- CEIM y Albemarle certificaron a 14 aprendices del Salar de Atacama tras 654 horas de formación en operación planta litio en Antofagasta.
CEIM y Albemarle certificaron en la Región de Antofagasta a 14 nuevas operarias y operarios del Programa de Aprendices Operación Planta Litio, iniciativa orientada a fortalecer competencias técnicas y profesionales vinculadas a la industria del litio en el Salar de Atacama.

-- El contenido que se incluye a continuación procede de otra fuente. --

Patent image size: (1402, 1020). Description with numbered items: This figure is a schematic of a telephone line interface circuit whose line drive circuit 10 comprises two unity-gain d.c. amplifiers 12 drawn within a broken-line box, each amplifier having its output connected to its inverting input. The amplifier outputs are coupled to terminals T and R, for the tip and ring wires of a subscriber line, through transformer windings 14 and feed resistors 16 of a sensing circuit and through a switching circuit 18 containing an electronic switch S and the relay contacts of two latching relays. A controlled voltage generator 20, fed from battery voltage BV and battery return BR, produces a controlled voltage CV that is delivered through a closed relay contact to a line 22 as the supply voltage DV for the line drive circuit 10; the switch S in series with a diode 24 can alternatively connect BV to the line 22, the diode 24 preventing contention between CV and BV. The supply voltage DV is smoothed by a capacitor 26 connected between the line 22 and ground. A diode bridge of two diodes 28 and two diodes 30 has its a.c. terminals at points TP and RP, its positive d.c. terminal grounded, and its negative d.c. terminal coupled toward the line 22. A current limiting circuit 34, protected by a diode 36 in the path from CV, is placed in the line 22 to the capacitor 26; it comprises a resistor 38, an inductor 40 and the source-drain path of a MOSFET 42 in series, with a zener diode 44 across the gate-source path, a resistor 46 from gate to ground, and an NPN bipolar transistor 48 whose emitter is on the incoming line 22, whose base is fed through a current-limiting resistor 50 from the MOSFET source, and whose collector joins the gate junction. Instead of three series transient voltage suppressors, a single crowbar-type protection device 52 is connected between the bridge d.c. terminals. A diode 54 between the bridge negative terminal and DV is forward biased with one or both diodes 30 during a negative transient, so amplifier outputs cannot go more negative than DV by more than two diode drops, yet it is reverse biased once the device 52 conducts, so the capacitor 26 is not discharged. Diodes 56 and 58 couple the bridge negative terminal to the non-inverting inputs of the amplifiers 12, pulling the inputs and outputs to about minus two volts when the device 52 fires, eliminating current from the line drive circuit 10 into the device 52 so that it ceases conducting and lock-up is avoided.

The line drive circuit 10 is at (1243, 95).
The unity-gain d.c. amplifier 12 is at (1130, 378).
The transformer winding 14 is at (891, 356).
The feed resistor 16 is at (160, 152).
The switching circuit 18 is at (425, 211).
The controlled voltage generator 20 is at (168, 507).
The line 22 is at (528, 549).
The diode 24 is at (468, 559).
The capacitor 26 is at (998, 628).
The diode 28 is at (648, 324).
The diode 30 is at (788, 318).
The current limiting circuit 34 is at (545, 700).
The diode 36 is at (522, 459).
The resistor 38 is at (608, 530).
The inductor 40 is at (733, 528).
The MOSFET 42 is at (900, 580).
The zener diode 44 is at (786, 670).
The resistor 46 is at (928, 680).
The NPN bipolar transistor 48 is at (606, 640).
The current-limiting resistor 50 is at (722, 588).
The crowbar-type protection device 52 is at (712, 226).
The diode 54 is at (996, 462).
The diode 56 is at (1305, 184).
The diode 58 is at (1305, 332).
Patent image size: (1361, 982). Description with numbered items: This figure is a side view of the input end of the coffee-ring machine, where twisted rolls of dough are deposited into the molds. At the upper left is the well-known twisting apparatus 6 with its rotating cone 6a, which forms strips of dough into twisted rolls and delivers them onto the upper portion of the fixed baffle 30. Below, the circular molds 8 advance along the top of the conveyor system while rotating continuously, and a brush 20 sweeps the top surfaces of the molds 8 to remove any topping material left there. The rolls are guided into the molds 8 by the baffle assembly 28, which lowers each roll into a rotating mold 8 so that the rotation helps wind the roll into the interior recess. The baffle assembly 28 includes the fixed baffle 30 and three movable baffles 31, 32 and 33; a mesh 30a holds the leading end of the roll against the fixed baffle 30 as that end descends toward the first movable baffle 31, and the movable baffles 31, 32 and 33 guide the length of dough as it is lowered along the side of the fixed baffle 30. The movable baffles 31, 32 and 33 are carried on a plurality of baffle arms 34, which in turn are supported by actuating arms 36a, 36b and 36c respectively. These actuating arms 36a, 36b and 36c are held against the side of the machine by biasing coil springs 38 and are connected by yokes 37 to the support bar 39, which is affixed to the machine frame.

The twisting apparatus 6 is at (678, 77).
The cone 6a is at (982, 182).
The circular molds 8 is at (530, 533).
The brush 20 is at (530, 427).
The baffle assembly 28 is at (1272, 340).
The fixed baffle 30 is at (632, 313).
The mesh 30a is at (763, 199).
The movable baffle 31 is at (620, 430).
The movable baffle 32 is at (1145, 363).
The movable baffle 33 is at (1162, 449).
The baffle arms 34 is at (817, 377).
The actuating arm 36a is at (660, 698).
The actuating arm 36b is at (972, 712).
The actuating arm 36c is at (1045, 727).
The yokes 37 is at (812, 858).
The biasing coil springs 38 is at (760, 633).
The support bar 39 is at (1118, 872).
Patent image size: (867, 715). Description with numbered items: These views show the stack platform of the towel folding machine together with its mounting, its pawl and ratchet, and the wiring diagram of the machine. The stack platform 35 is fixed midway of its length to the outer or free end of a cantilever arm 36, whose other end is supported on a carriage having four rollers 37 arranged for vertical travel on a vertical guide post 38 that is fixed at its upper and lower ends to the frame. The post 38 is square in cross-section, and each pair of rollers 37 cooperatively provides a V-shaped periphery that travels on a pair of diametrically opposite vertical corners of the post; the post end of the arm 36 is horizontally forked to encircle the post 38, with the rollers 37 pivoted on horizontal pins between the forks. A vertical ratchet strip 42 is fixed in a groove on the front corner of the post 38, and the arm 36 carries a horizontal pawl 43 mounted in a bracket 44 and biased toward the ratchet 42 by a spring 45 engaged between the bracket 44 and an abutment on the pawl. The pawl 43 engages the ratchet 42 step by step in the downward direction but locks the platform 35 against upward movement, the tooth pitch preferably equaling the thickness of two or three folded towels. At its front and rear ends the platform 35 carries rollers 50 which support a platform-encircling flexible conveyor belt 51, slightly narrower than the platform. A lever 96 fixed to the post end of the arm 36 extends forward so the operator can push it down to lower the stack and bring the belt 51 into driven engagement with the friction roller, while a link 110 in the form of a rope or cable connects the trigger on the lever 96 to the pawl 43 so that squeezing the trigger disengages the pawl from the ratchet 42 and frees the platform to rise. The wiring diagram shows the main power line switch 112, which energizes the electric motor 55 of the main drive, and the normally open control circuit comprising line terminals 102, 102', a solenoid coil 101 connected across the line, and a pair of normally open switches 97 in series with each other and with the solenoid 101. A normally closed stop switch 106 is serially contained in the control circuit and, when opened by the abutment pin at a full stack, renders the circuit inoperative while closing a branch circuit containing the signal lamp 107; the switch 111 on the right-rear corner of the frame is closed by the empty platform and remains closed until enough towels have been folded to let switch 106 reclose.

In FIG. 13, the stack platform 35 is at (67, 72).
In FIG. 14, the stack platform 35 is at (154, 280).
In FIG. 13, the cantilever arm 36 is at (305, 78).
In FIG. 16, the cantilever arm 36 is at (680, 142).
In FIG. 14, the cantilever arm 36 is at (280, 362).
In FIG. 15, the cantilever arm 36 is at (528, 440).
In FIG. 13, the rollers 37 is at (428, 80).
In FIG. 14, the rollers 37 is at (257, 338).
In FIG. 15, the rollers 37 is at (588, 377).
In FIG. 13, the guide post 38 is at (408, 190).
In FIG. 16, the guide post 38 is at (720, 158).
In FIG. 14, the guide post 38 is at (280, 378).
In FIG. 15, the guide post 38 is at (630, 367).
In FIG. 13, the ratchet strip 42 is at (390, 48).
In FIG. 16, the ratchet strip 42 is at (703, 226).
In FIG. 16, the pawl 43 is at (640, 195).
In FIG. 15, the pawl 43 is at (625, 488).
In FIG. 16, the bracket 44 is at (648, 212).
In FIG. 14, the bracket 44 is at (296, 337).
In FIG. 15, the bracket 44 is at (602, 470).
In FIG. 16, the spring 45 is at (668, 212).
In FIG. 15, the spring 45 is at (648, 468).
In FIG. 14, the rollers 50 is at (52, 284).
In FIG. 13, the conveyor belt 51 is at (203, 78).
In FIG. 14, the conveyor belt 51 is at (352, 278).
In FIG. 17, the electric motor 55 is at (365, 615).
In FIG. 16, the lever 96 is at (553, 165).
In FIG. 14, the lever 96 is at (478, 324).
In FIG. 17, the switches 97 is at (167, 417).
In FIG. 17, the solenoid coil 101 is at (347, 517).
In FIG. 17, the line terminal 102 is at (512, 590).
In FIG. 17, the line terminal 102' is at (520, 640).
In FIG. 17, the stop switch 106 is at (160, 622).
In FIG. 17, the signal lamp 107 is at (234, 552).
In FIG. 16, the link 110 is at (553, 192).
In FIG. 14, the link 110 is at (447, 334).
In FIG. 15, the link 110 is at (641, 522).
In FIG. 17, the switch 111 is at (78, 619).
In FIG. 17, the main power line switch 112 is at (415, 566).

La quinta versión del programa se desarrolló entre septiembre y enero y contempló 654 horas de formación teórico-práctica. El proceso formativo abordó contenidos asociados a operación de planta, seguridad industrial y estándares propios de la actividad minera.
Los participantes provienen de comunidades indígenas del Salar de Atacama, específicamente de Socaire, Toconao y Peine. La iniciativa buscó potenciar el talento regional y generar oportunidades de inserción laboral en el sector minero.
José Antonio Díaz, gerente general de CEIM, destacó el cierre del programa y la continuidad del trabajo conjunto con la compañía, señalando que la institución mantiene el propósito de formar capacidades alineadas con los desafíos de la industria.
Desde el ámbito público, la directora regional de Sence, Karen Pérez, indicó que este tipo de programas permite utilizar de manera eficiente los recursos fiscales destinados a formación de capital humano requerido por la industria del litio, además de contribuir a la reducción de brechas laborales.
La versión 2026 registró una participación femenina superior al 90%, aspecto que fue valorado por las autoridades y por la compañía, en el marco de políticas de diversidad e inclusión.
Alejandra Bonet, directora de Recursos Humanos Sudamérica de Albemarle, señaló que el programa combina formación técnica con experiencia práctica y que busca abrir oportunidades para mujeres interesadas en ingresar al sector minero.
El programa contempla la posibilidad de que estudiantes destacados se integren laboralmente a Albemarle, conforme a los requerimientos operacionales de la compañía.
Ángelo Cruz, uno de los aprendices certificados, valoró la experiencia formativa y el acompañamiento docente durante el proceso.
El cierre de esta quinta versión reafirma la continuidad de una iniciativa que articula formación técnica, desarrollo territorial y vinculación con comunidades del Salar de Atacama.